Extended Einstein-Cartan theory a la Diakonov: the field equations

TL;DR

This paper derives and extends a gravitational model based on the Einstein-Cartan theory within the Poincaré gauge framework, eliminating geometric variables in favor of a primordial spinor and exploring resulting nonlinear spinor equations.

Contribution

It derives the field equations for Diakonov's model and extends it by eliminating the Lorentz connection while maintaining covariance, revealing a nonlinear spinor equation.

Findings

Derived the first field equations for Diakonov's model.

Extended the model by eliminating the Lorentz connection.

Recovered a nonlinear Heisenberg-type spinor equation.

Abstract

Diakonov formulated a model of a primordial Dirac spinor field interacting gravitationally within the geometric framework of the Poincar\'e gauge theory (PGT). Thus, the gravitational field variables are the orthonormal coframe (tetrad) and the Lorentz connection. A simple gravitational gauge Lagrangian is the Einstein-Cartan choice proportional to the curvature scalar plus a cosmological term.
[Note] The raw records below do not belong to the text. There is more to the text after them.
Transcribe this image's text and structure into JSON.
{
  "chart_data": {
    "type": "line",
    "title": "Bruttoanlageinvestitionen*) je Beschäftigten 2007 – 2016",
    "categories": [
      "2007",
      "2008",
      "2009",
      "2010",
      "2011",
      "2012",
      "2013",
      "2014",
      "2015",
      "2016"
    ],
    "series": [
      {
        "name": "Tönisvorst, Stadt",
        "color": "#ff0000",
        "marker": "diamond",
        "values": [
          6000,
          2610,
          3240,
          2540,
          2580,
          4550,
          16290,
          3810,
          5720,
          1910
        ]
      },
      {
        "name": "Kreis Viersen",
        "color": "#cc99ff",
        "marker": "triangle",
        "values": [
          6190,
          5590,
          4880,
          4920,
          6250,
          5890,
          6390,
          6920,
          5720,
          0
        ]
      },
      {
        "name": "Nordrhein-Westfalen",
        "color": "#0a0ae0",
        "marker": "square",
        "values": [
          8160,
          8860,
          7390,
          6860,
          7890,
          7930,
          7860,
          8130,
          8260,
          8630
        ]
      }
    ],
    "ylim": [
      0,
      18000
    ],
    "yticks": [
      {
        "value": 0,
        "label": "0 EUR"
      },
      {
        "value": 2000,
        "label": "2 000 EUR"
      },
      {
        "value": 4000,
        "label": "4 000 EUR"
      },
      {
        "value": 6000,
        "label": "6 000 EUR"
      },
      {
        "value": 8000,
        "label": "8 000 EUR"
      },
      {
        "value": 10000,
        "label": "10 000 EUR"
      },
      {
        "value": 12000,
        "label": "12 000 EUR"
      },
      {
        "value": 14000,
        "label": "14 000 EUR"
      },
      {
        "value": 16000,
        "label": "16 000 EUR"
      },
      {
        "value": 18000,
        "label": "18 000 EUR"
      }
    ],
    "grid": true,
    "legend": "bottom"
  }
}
In Diakonov's model the coframe is eliminated by expressing it in terms of the primordial spinor. We derive the corresponding field equations for the first time. We extend the Diakonov model by additionally eliminating the Lorentz connection, but keeping local Lorentz covariance intact. Then, if we drop the Einstein-Cartan term in the Lagrangian, a nonlinear Heisenberg type spinor equation is recovered in the lowest approximation.